Cela peut vous paraître relever du détail mais, en fait, c’est très important car l’impact a été sensible dans la suite des événements.
Grâce à ce travail avec Twitter, le premier mariage d’un couple de même sexe – les messages de haine étant, notamment, homophobes –, qui s’est déroulé au mois de mai 2013, s’est passé dans des conditions à peu près bonnes, sans déferlement de haine sur Twitter, parce que l’entreprise s’est mobilisée avec les associations lanceuses d’alerte et qu’un travail de régulation a été fait – comme nous souhaiterions le voir régulièrement fait désormais – non seulement à propos des messages de haine raciste, antisémite, d’apologie de crimes de guerre tels que prévus par la LCEN, mais aussi à propos des messages de haine liés au sexe, à l’orientation sexuelle ou au handicap.
Tout le monde comprendra pourquoi nous nous battons afin qu’internet ne soit pas une zone de non-droit en matière de racisme et d’antisémitisme, ni de sexisme, d’homophobie ou d’handiphobie.
Les messages de haine sexiste existent bel et bien, notamment sous la forme de l’appel au viol, ce que j’ai appelé l’autre jour dans mon introduction la « culture du viol décomplexé sur internet », qui est insupportable et intolérable. Nous devons faire quelque chose !
Rokhaya Diallo, militante féministe et antiraciste, a ainsi été attaquée avec une violence inouïe. Pardonnez-moi de citer les mots pour lesquels un jeune individu vient d’être condamné par la justice, la décision étant tombée voilà une heure ou deux à peine : « Il faut violer cette conne de Rokhaya, comme ça, fini le racisme ! » Voilà le genre de messages qui circulent sur internet et qui ont droit à la plus grande publicité à force d’être retwittés !

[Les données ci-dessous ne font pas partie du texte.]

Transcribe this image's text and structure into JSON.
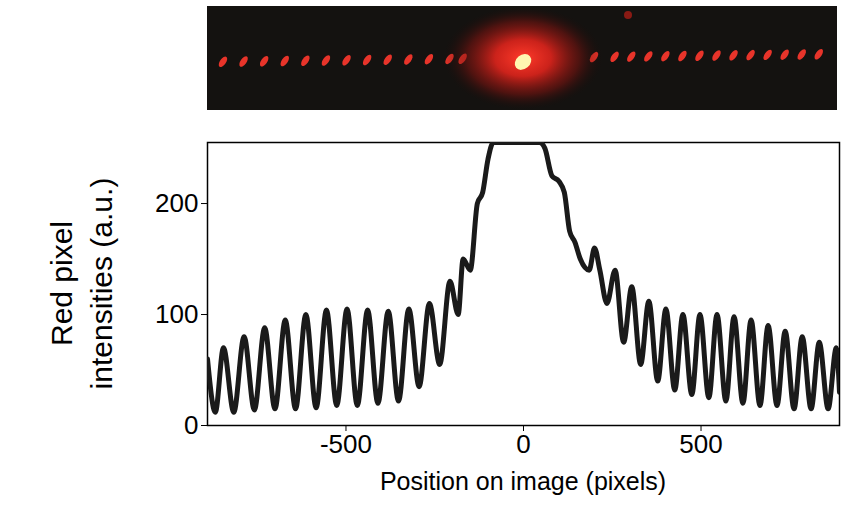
{
  "chart_data": {
    "type": "line",
    "x_label": "Position on image (pixels)",
    "y_label": "Red pixel intensities (a.u.)",
    "color": "#1a1a1a",
    "x": [
      -890,
      -868,
      -845,
      -816,
      -787,
      -758,
      -729,
      -700,
      -671,
      -642,
      -613,
      -584,
      -555,
      -526,
      -497,
      -468,
      -439,
      -410,
      -381,
      -352,
      -323,
      -294,
      -265,
      -236,
      -207,
      -184,
      -170,
      -150,
      -130,
      -115,
      -100,
      -85,
      45,
      60,
      80,
      100,
      115,
      130,
      145,
      160,
      185,
      200,
      215,
      235,
      258,
      282,
      305,
      330,
      353,
      378,
      401,
      426,
      449,
      474,
      497,
      522,
      545,
      570,
      593,
      618,
      641,
      666,
      689,
      714,
      737,
      762,
      785,
      810,
      833,
      858,
      881,
      890
    ],
    "values": [
      60,
      12,
      70,
      12,
      80,
      14,
      88,
      15,
      95,
      15,
      100,
      16,
      104,
      18,
      105,
      18,
      104,
      20,
      103,
      22,
      105,
      35,
      110,
      55,
      130,
      100,
      150,
      140,
      200,
      210,
      240,
      255,
      255,
      250,
      225,
      220,
      210,
      175,
      165,
      150,
      140,
      160,
      140,
      110,
      140,
      75,
      125,
      55,
      112,
      40,
      105,
      32,
      100,
      28,
      100,
      25,
      100,
      22,
      98,
      20,
      95,
      18,
      90,
      18,
      85,
      15,
      80,
      15,
      75,
      15,
      70,
      30
    ],
    "xlim": [
      -890,
      890
    ],
    "ylim": [
      0,
      255
    ],
    "xticks": [
      -500,
      0,
      500
    ],
    "yticks": [
      0,
      100,
      200
    ],
    "grid": false
  }
}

Nous devons faire face à cette réalité-là et c’est pourquoi le Gouvernement vous propose d’adopter cet article 17 permettant d’imposer aux FAI et aux hébergeurs un dispositif de signalement à disposition des internautes afin que ces derniers puissent dire, à chaque fois que cela se présente, qu’ils ont vu passer des messages de haine répétifs, qu’ils soient sexistes ou autres et que, ensuite, le FAI ou l’hébergeur prenne des dispositions pour y mettre fin.
Je tiens absolument, et je le répète, à ce que cet article soit adopté, mais j’entends aussi ce que vous dites, madame Lemaire, madame Massonneau, sur le fait que les problèmes liés à internet ne devraient pas être chaque fois abordés de façon segmentée dans le cadre de projets de lois différents. Cela me paraît absolument légitime.

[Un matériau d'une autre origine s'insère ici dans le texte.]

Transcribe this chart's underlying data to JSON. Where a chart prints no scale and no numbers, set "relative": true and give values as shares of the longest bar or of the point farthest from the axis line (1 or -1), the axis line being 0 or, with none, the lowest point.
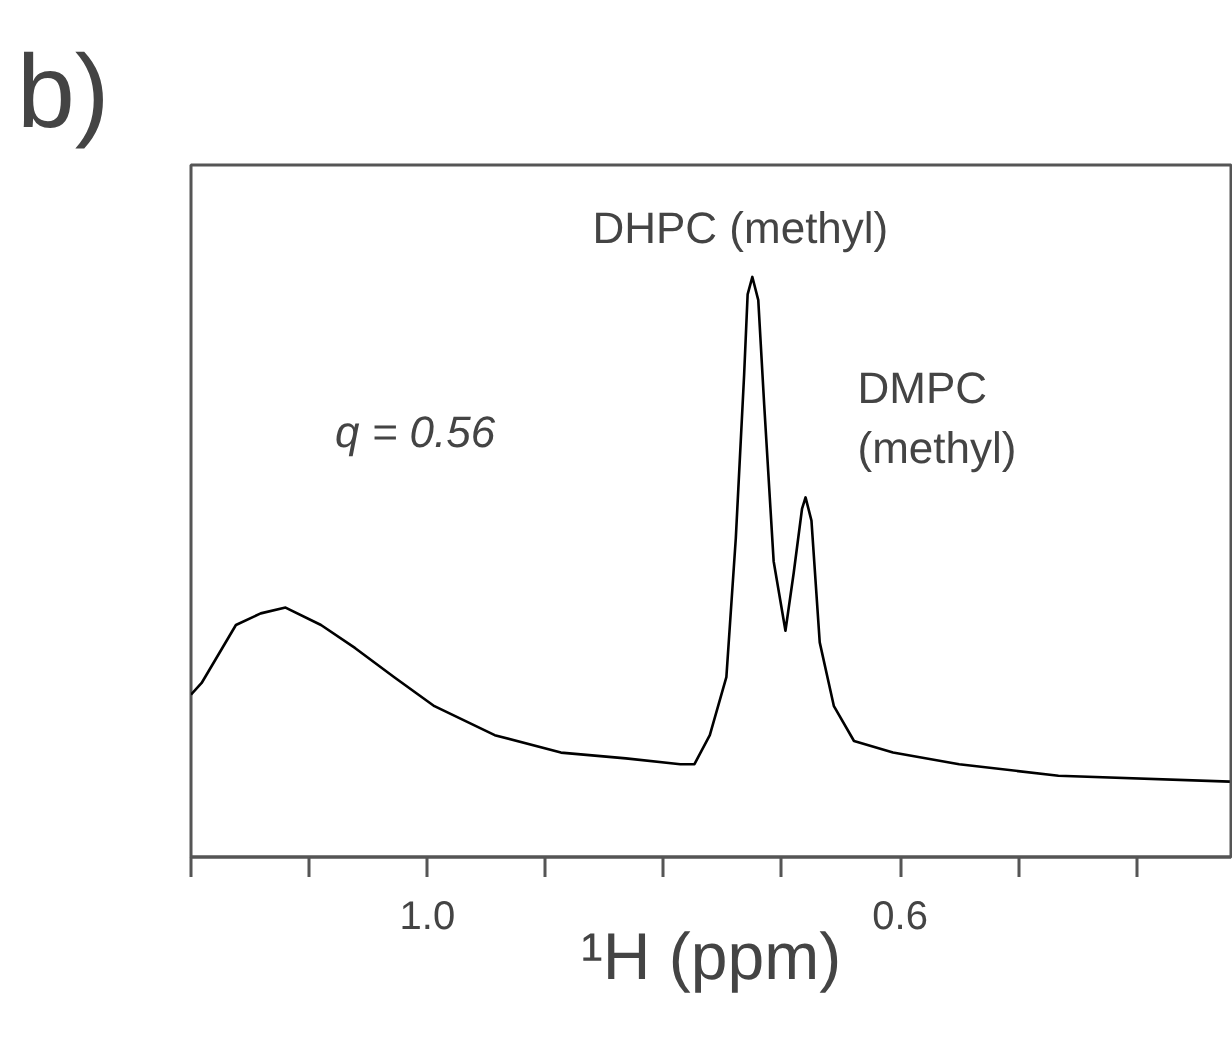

Sachez, monsieur le rapporteur, que le Gouvernement est en train de faire avancer le chantier des libertés numériques et des moyens consacrés à la lutte contre la cybercriminalité. Le ministre de l’intérieur en a d’ailleurs présenté les grandes lignes cette semaine lors du forum international de la cybersécurité.
Un groupe de travail interministériel se réunit régulièrement avec des représentants des ministères de l’économie et des finances, de la justice, de l’intérieur, du redressement productif et de l’économie numérique, dont les conclusions seront remises dans les prochains jours.

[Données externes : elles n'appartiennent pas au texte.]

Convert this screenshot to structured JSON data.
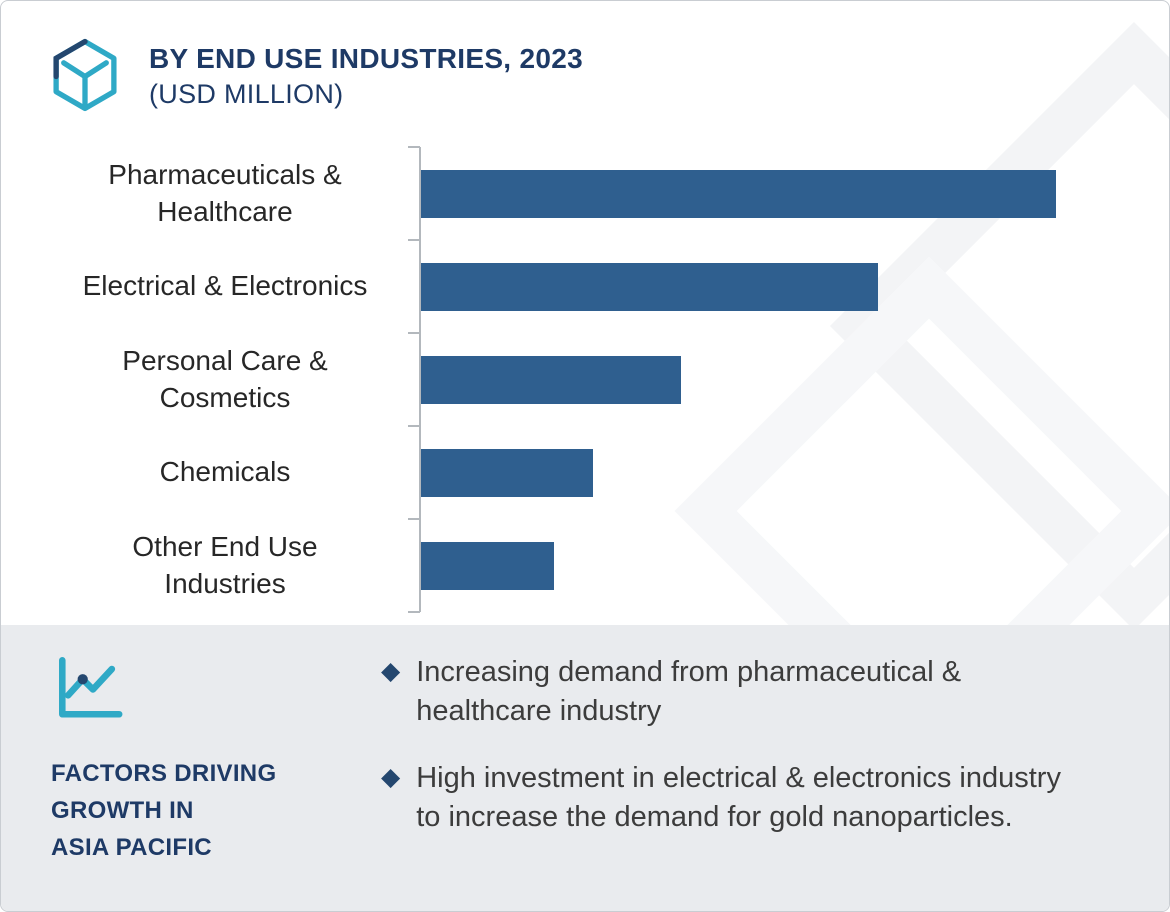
{
  "header": {
    "title": "BY END USE INDUSTRIES, 2023",
    "subtitle": "(USD MILLION)"
  },
  "chart_data": {
    "type": "bar",
    "orientation": "horizontal",
    "title": "BY END USE INDUSTRIES, 2023 (USD MILLION)",
    "xlabel": "",
    "ylabel": "",
    "categories": [
      "Pharmaceuticals & Healthcare",
      "Electrical & Electronics",
      "Personal Care & Cosmetics",
      "Chemicals",
      "Other End Use Industries"
    ],
    "label_lines": [
      [
        "Pharmaceuticals &",
        "Healthcare"
      ],
      [
        "Electrical & Electronics"
      ],
      [
        "Personal Care &",
        "Cosmetics"
      ],
      [
        "Chemicals"
      ],
      [
        "Other End Use",
        "Industries"
      ]
    ],
    "values": [
      100,
      72,
      41,
      27,
      21
    ],
    "values_are_relative_estimates": true,
    "xlim": [
      0,
      108
    ],
    "grid": false,
    "legend": false,
    "value_labels_shown": false,
    "bar_color": "#2f5f8f"
  },
  "footer": {
    "heading_lines": [
      "FACTORS DRIVING",
      "GROWTH IN",
      "ASIA PACIFIC"
    ],
    "bullets": [
      "Increasing demand from pharmaceutical & healthcare industry",
      "High investment in electrical & electronics industry to increase the demand for gold nanoparticles."
    ]
  },
  "icons": {
    "diamond_bullet": "◆",
    "logo": "hexagon-y-logo",
    "growth": "line-chart-growth"
  },
  "colors": {
    "bar": "#2f5f8f",
    "navy": "#1e3a66",
    "teal": "#2fa9c6",
    "footer_bg": "#e9ebee",
    "axis": "#b3b8bd"
  }
}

Nous attendons en particulier des propositions pour améliorer l’organisation et les moyens des services que vous avez évoqués, mais aussi pour offrir aux citoyens un dispositif plus lisible et plus proche de leurs préoccupations.
Nous sommes donc à l’écoute des remarques que vous venez de formuler mais il n’empêche que, dans le cadre de ce projet de loi pour l’égalité entre les femmes et les hommes, je vous demande, mesdames et messieurs les députés, de bien vouloir étendre la protection existante contre les messages de haine raciste, antisémite ou d’apologie de crimes de guerre aux messages de haine sexiste, homophobe ou handiphobe.
Avis défavorable à ces amendements de suppression.